Monoclonal antibodies (mAbs) show promise as multipurpose prevention technology because their specificity and diversity enable broad-spectrum activity. The MB66 product comprises a combination of anti-HIV and anti-HSV mAbs, produced in Nicotiana (N), to provide protection against two incurable viral infections with high and synergistic morbidity. We sought to assess in women the safety and antiviral effects (ex vivo) of MB66 film antibodies when delivered vaginally.
The MB66 film contains 10 mg of VRC01-N (anti-HIV-1 mAb) and 10 mg of HSV8-N (anti-HSV-2 mAb). Eight healthy and sexually abstinent women without evidence of genital tract infections were enrolled. A study clinician manually inserted the MB66 film in the clinic. Visits and clinical sampling occurred at baseline, 1, 4, 24 hrs and 6-10 days post dose. Adverse events were documented based on DAIDS adverse event grading. Aliquots of cervicovaginal lavage samples (CVLs) were assayed by Luminex for 15 cytokines that have been associated with HIV transmission, by TZM-bl assay for HIV neutralization [HIV strains: Q23-17 (R5 clade A, transmitter/founder strain), BaL (R5 clade B), and LAI (X4 clade B)], and by Plaque Reduction Neutralization Test for HSV-2 neutralization [HSV-2 strain G].

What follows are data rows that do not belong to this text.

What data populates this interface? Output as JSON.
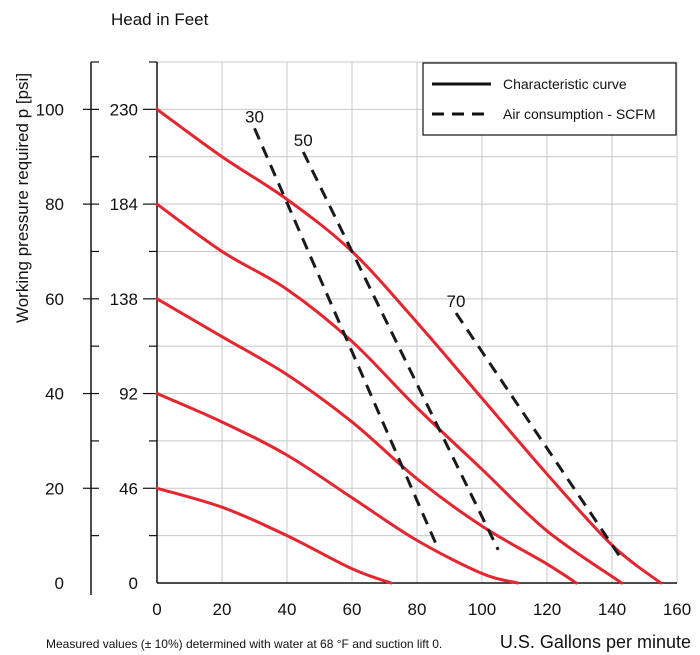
{
  "chart_data": {
    "type": "line",
    "top_label": "Head in Feet",
    "ylabel": "Working pressure required p [psi]",
    "xlabel": "U.S. Gallons per minute",
    "footnote": "Measured values (± 10%) determined with water at 68 °F and suction lift 0.",
    "xlim": [
      0,
      160
    ],
    "ylim": [
      0,
      110
    ],
    "x_ticks": [
      0,
      20,
      40,
      60,
      80,
      100,
      120,
      140,
      160
    ],
    "y_ticks_psi": [
      {
        "value": 0,
        "label": "0"
      },
      {
        "value": 20,
        "label": "20"
      },
      {
        "value": 40,
        "label": "40"
      },
      {
        "value": 60,
        "label": "60"
      },
      {
        "value": 80,
        "label": "80"
      },
      {
        "value": 100,
        "label": "100"
      }
    ],
    "y_ticks_head": [
      {
        "value": 0,
        "label": "0"
      },
      {
        "value": 20,
        "label": "46"
      },
      {
        "value": 40,
        "label": "92"
      },
      {
        "value": 60,
        "label": "138"
      },
      {
        "value": 80,
        "label": "184"
      },
      {
        "value": 100,
        "label": "230"
      }
    ],
    "grid": true,
    "legend_position": "top-right",
    "legend": [
      {
        "label": "Characteristic curve",
        "style": "solid"
      },
      {
        "label": "Air consumption - SCFM",
        "style": "dashed"
      }
    ],
    "characteristic_curves": [
      {
        "x": [
          0,
          20,
          40,
          60,
          80,
          100,
          120,
          140,
          155
        ],
        "y": [
          100,
          90,
          81,
          70,
          55,
          39,
          23,
          8,
          0
        ]
      },
      {
        "x": [
          0,
          20,
          40,
          60,
          80,
          100,
          120,
          143
        ],
        "y": [
          80,
          70,
          62,
          51,
          37,
          24,
          11,
          0
        ]
      },
      {
        "x": [
          0,
          20,
          40,
          60,
          80,
          100,
          120,
          129
        ],
        "y": [
          60,
          52,
          44,
          34,
          22,
          12,
          4,
          0
        ]
      },
      {
        "x": [
          0,
          20,
          40,
          60,
          80,
          100,
          111
        ],
        "y": [
          40,
          34,
          27,
          18,
          9,
          2,
          0
        ]
      },
      {
        "x": [
          0,
          20,
          40,
          60,
          72
        ],
        "y": [
          20,
          16,
          10,
          3,
          0
        ]
      }
    ],
    "air_consumption_lines": [
      {
        "label": "30",
        "x": [
          30,
          86
        ],
        "y": [
          96,
          8
        ]
      },
      {
        "label": "50",
        "x": [
          45,
          105
        ],
        "y": [
          91,
          7
        ]
      },
      {
        "label": "70",
        "x": [
          92,
          143
        ],
        "y": [
          57,
          5
        ]
      }
    ]
  }
}
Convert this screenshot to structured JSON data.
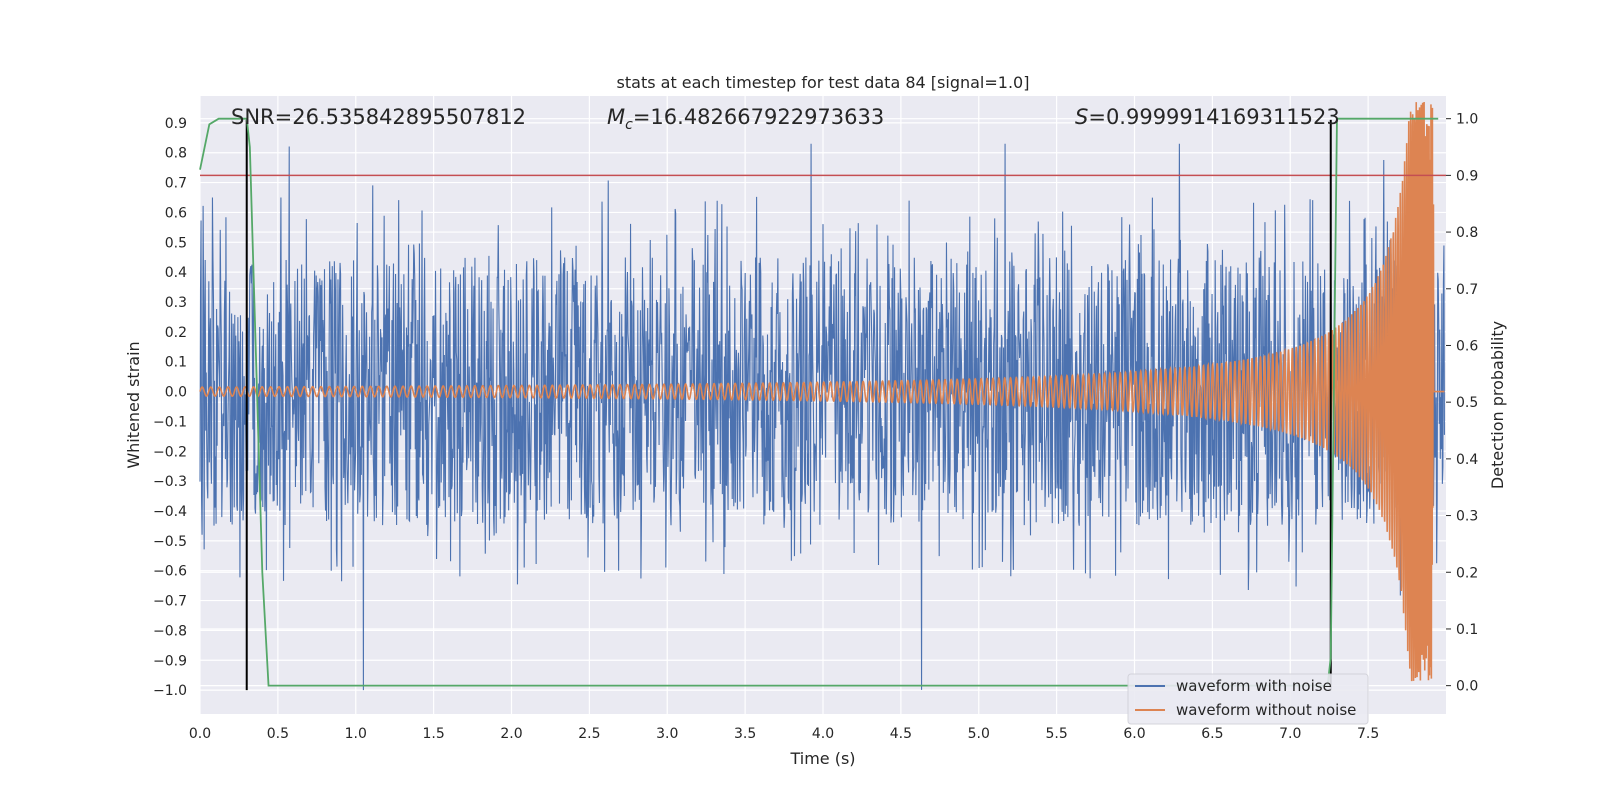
{
  "chart_data": {
    "type": "line",
    "title": "stats at each timestep for test data 84 [signal=1.0]",
    "xlabel": "Time (s)",
    "ylabel_left": "Whitened strain",
    "ylabel_right": "Detection probability",
    "xlim": [
      0.0,
      8.0
    ],
    "ylim_left": [
      -1.08,
      0.99
    ],
    "ylim_right": [
      -0.05,
      1.04
    ],
    "x_ticks": [
      "0.0",
      "0.5",
      "1.0",
      "1.5",
      "2.0",
      "2.5",
      "3.0",
      "3.5",
      "4.0",
      "4.5",
      "5.0",
      "5.5",
      "6.0",
      "6.5",
      "7.0",
      "7.5"
    ],
    "y_left_ticks": [
      "−1.0",
      "−0.9",
      "−0.8",
      "−0.7",
      "−0.6",
      "−0.5",
      "−0.4",
      "−0.3",
      "−0.2",
      "−0.1",
      "0.0",
      "0.1",
      "0.2",
      "0.3",
      "0.4",
      "0.5",
      "0.6",
      "0.7",
      "0.8",
      "0.9"
    ],
    "y_right_ticks": [
      "0.0",
      "0.1",
      "0.2",
      "0.3",
      "0.4",
      "0.5",
      "0.6",
      "0.7",
      "0.8",
      "0.9",
      "1.0"
    ],
    "grid": true,
    "legend_position": "bottom-right",
    "annotations": {
      "snr": "SNR=26.535842895507812",
      "mc_symbol": "M",
      "mc_sub": "c",
      "mc_value": "=16.482667922973633",
      "s_symbol": "S",
      "s_value": "=0.9999914169311523"
    },
    "series": [
      {
        "name": "waveform with noise",
        "color": "#4c72b0",
        "axis": "left",
        "approx_range": [
          -1.0,
          0.83
        ],
        "typical_envelope": 0.45
      },
      {
        "name": "waveform without noise",
        "color": "#dd8452",
        "axis": "left",
        "note_shape": "chirp",
        "amplitude_start": 0.015,
        "amplitude_peak": 0.97,
        "merger_time": 7.92
      },
      {
        "name": "detection probability",
        "color": "#55a868",
        "axis": "right",
        "x": [
          0.0,
          0.06,
          0.12,
          0.3,
          0.32,
          0.4,
          0.44,
          7.24,
          7.26,
          7.3,
          7.95
        ],
        "y": [
          0.91,
          0.99,
          1.0,
          1.0,
          0.95,
          0.2,
          0.0,
          0.0,
          0.05,
          1.0,
          1.0
        ]
      }
    ],
    "threshold_line": {
      "axis": "right",
      "value": 0.9,
      "color": "#c44e52"
    },
    "vertical_markers": [
      {
        "x": 0.3,
        "y_from": -1.0,
        "y_to": 0.91,
        "color": "#000000"
      },
      {
        "x": 7.26,
        "y_from": -1.0,
        "y_to": 0.91,
        "color": "#000000"
      }
    ]
  }
}
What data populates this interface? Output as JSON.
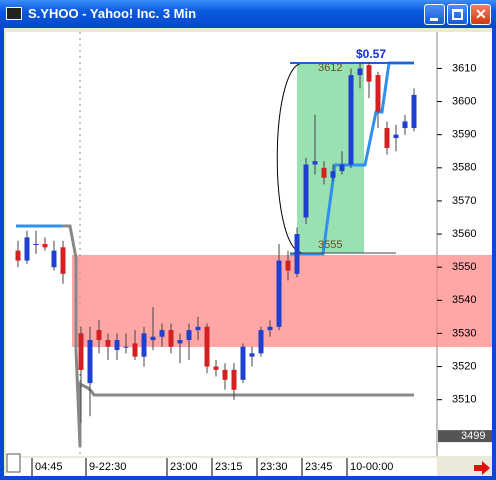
{
  "window": {
    "title": "S.YHOO - Yahoo! Inc. 3 Min"
  },
  "chart_data": {
    "type": "candlestick",
    "open": [
      3555,
      3552,
      3557,
      3557,
      3550,
      3556,
      null,
      3530,
      3515,
      3531,
      3528,
      3525,
      3526,
      3527,
      3523,
      3528,
      3529,
      3531,
      3527,
      3528,
      3531,
      3532,
      3520,
      3519,
      3519,
      3516,
      3523,
      3524,
      3531,
      3532,
      3552,
      3548,
      3565,
      3581,
      3580,
      3577,
      3579,
      3581,
      3608,
      3611,
      3608,
      3592,
      3589,
      3592,
      3592
    ],
    "high": [
      3558,
      3561,
      3561,
      3559,
      3558,
      3558,
      null,
      3532,
      3532,
      3534,
      3530,
      3530,
      3530,
      3531,
      3532,
      3538,
      3533,
      3533,
      3530,
      3533,
      3535,
      3533,
      3522,
      3521,
      3521,
      3527,
      3526,
      3532,
      3534,
      3557,
      3555,
      3562,
      3583,
      3596,
      3582,
      3581,
      3585,
      3610,
      3612,
      3612,
      3609,
      3594,
      3593,
      3596,
      3604
    ],
    "low": [
      3550,
      3551,
      3554,
      3555,
      3549,
      3545,
      null,
      3503,
      3505,
      3524,
      3522,
      3522,
      3524,
      3522,
      3520,
      3525,
      3526,
      3524,
      3521,
      3522,
      3528,
      3518,
      3517,
      3513,
      3510,
      3515,
      3520,
      3523,
      3529,
      3531,
      3546,
      3547,
      3563,
      3578,
      3575,
      3576,
      3578,
      3580,
      3604,
      3601,
      3592,
      3584,
      3585,
      3590,
      3591
    ],
    "close": [
      3552,
      3559,
      3557,
      3556,
      3555,
      3548,
      null,
      3519,
      3528,
      3528,
      3526,
      3528,
      3526,
      3523,
      3530,
      3529,
      3531,
      3526,
      3528,
      3531,
      3532,
      3520,
      3519,
      3516,
      3513,
      3526,
      3524,
      3531,
      3532,
      3552,
      3549,
      3560,
      3581,
      3582,
      3577,
      3579,
      3581,
      3608,
      3610,
      3606,
      3597,
      3586,
      3590,
      3594,
      3602
    ],
    "up_color": "#1f3fd0",
    "down_color": "#d42020",
    "ylim": [
      3493,
      3621
    ],
    "yticks": [
      3510,
      3520,
      3530,
      3540,
      3550,
      3560,
      3570,
      3580,
      3590,
      3600,
      3610
    ],
    "xticks": [
      {
        "value": 2,
        "label": "04:45"
      },
      {
        "value": 8,
        "label": "9-22:30"
      },
      {
        "value": 17,
        "label": "23:00"
      },
      {
        "value": 22,
        "label": "23:15"
      },
      {
        "value": 27,
        "label": "23:30"
      },
      {
        "value": 32,
        "label": "23:45"
      },
      {
        "value": 37,
        "label": "10-00:00"
      }
    ],
    "last_price": 3499,
    "annotations": {
      "profit": "$0.57",
      "high_label": "3612",
      "low_label": "3555"
    }
  }
}
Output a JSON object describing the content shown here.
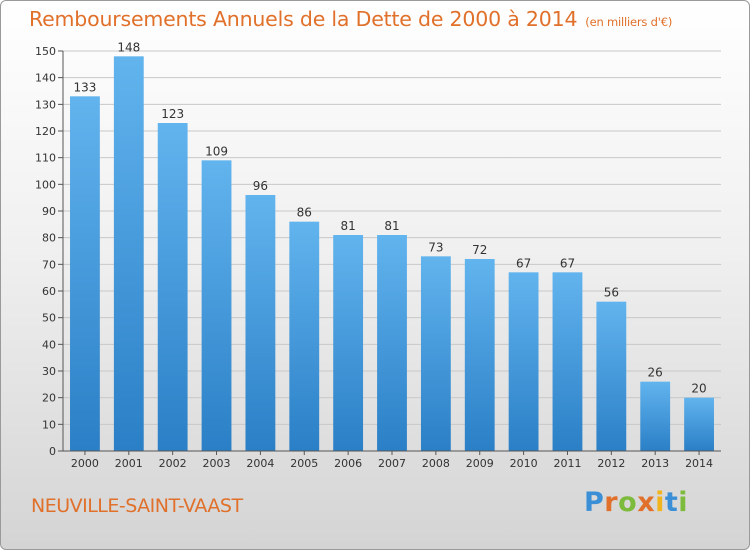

There were four reported adverse events: Grade 1 (cramping, spotting and rash on chest) and Grade 2 (vaginal itching). Only the spotting was deemed related to product. Levels of proinflammatory or other cytokines were not significantly increased in CVLs from the 24hr and 6-10 day time points compared to baseline. Significant HIV neutralization was observed for Visit 3 CVLs (24 hrs after film insertion) for all 3 HIV strains and for HSV-2. Neutralizing activity in Visit 4 CVLs (6-10 days post film use) was not significantly different from Visit 1 (baseline) CVLs.
Single dose vaginal application of MB66 film was safe and well-tolerated. Significant HIV-1 and HSV-2 neutralization (ex vivo) was observed at 24 hours post-film insertion.